A couple of words as an ending.
So, what do we imagine our own words and actions to demand today? First of all, for them not to be trapped in the ways that the dominant order puts such questions forward: in the form of false dichotomies. Yes to gay marriage. Marriage as a civil right has to be given to everyone. This is what liberal democracies preach: equality, freedom, justice. To whoever didn't get it, we live within liberal democracies and by stretching their prerequisites for existence to their limits we can re-shape them. But, at the same time, do we say "no to marriage" in general? Our problem is not wedding itself. This question is looking for answers related to the extend to which we can advance our critisisms of the heterosexual model, to the chain of normalizing, part of which is marriage. What would make marriage weak? What forms of actions can we take in order to prioritize our wants and visions? How can we get out of this defensive vicious circle that we seem to be stuck in? To begin with, this would require a huge effort in the internal of what we call the radical movement today. When we refuse to recognize the importance of gender and sexuality and their interaction with issues such as class and race as a means of analyzing modern culture, when we still talk about "primary" and "secondary" struggles, then we have lost the game before it has even started. When we talk about "the history of all existing society being the history of class struggles" and capitalism being the dominant articulation of social relations, the bosses on one side and we on the other, then we certainly make our journeys harder. It is in these journeys that we meet each other and try to find battlements and trojan horses in order to break through the "spheres of multiple oppression". Spheres in which we seem to believe that others hold the key to. And so the only thing that remains is to break them. But what would it mean to assume that we are the keyholders as much as anyone else can be? The first step of the struggle is, I believe, to really see amongst us, to renew the tools of our thinking, to get rid of political ideas that do not offer us anything anymore and lead us to dead ends. To use all the tools we have without moralizing, and fight power, not as if it was the devil, but as a product of the dynamics of social relations. And to attempt to overthrow the current ethical and material order of things after having first examined our own political and ethical preconceptions and axioms.

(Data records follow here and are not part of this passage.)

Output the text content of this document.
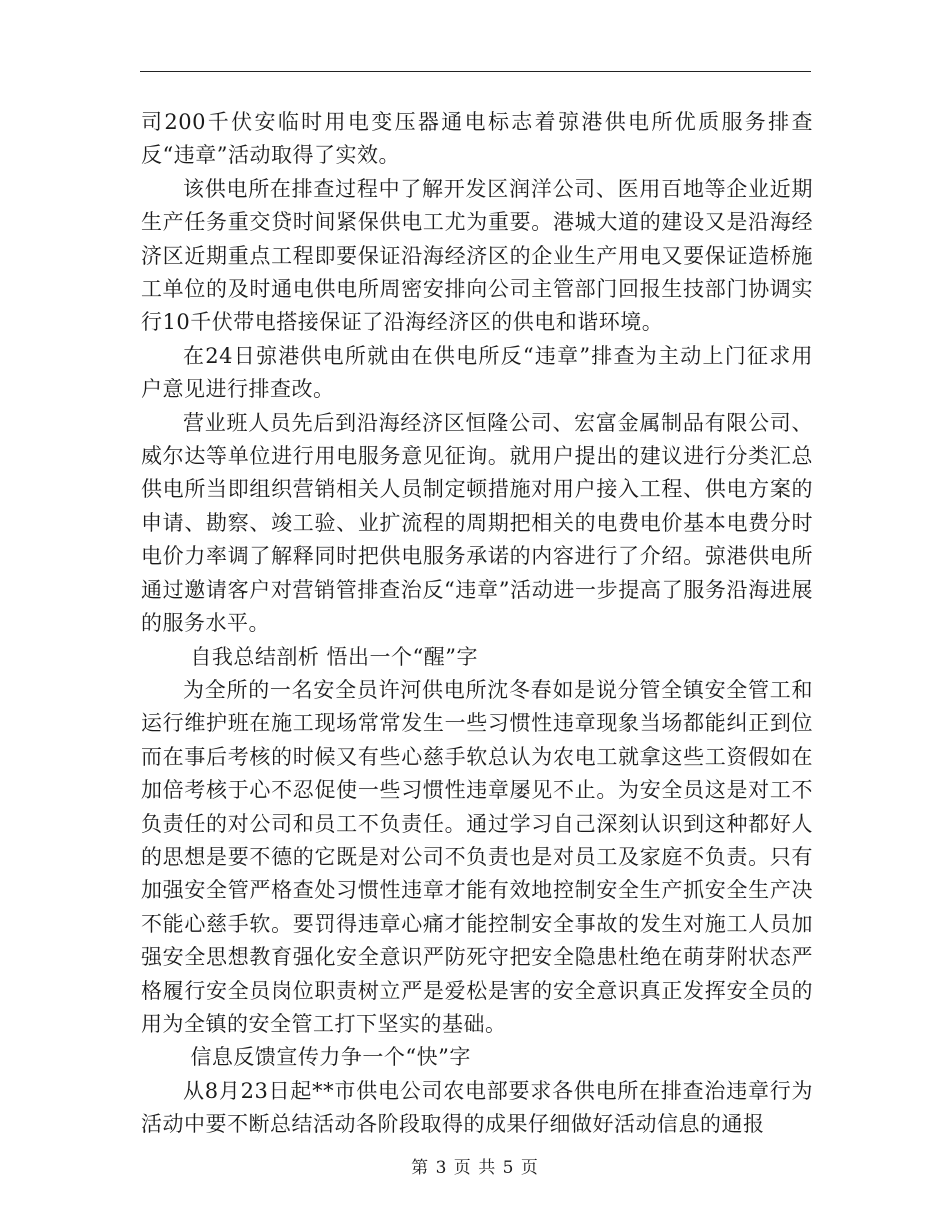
司200千伏安临时用电变压器通电标志着弶港供电所优质服务排查反“违章”活动取得了实效。

该供电所在排查过程中了解开发区润洋公司、医用百地等企业近期生产任务重交贷时间紧保供电工尤为重要。港城大道的建设又是沿海经济区近期重点工程即要保证沿海经济区的企业生产用电又要保证造桥施工单位的及时通电供电所周密安排向公司主管部门回报生技部门协调实行10千伏带电搭接保证了沿海经济区的供电和谐环境。

在24日弶港供电所就由在供电所反“违章”排查为主动上门征求用户意见进行排查改。

营业班人员先后到沿海经济区恒隆公司、宏富金属制品有限公司、威尔达等单位进行用电服务意见征询。就用户提出的建议进行分类汇总供电所当即组织营销相关人员制定顿措施对用户接入工程、供电方案的申请、勘察、竣工验、业扩流程的周期把相关的电费电价基本电费分时电价力率调了解释同时把供电服务承诺的内容进行了介绍。弶港供电所通过邀请客户对营销管排查治反“违章”活动进一步提高了服务沿海进展的服务水平。

自我总结剖析 悟出一个“醒”字

为全所的一名安全员许河供电所沈冬春如是说分管全镇安全管工和运行维护班在施工现场常常发生一些习惯性违章现象当场都能纠正到位而在事后考核的时候又有些心慈手软总认为农电工就拿这些工资假如在加倍考核于心不忍促使一些习惯性违章屡见不止。为安全员这是对工不负责任的对公司和员工不负责任。通过学习自己深刻认识到这种都好人的思想是要不德的它既是对公司不负责也是对员工及家庭不负责。只有加强安全管严格查处习惯性违章才能有效地控制安全生产抓安全生产决不能心慈手软。要罚得违章心痛才能控制安全事故的发生对施工人员加强安全思想教育强化安全意识严防死守把安全隐患杜绝在萌芽附状态严格履行安全员岗位职责树立严是爱松是害的安全意识真正发挥安全员的用为全镇的安全管工打下坚实的基础。

信息反馈宣传力争一个“快”字

从8月23日起**市供电公司农电部要求各供电所在排查治违章行为活动中要不断总结活动各阶段取得的成果仔细做好活动信息的通报

第 3 页 共 5 页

"I can't help but dream about a kind of criticism that would try not to judge but to bring an oeuvre, a book, a sentence, an idea to life; it would light fires, watch the grass grow, listen to the wind, and catch the sea foam in the breeze and scatter it. It would multiply not judgements but signs of existence; it would summon them, drag them from their sleep. Perhaps it would invent them sometimes - all the better. All the better. Criticism that hands down sentences sends me to sleep; I 'd like a criticism of scintillating leaps of the imagination. It would not be sovereign or dressed in red. It would bear the lightning of possible storms." 
2. Butler, Judith, 2004, Undoing Gender, Routledge.
4. Foucault, Michel,1994, Essential Works of Foucault 1954-1984, Ethics, Vol. 1, Penguin, p. 323.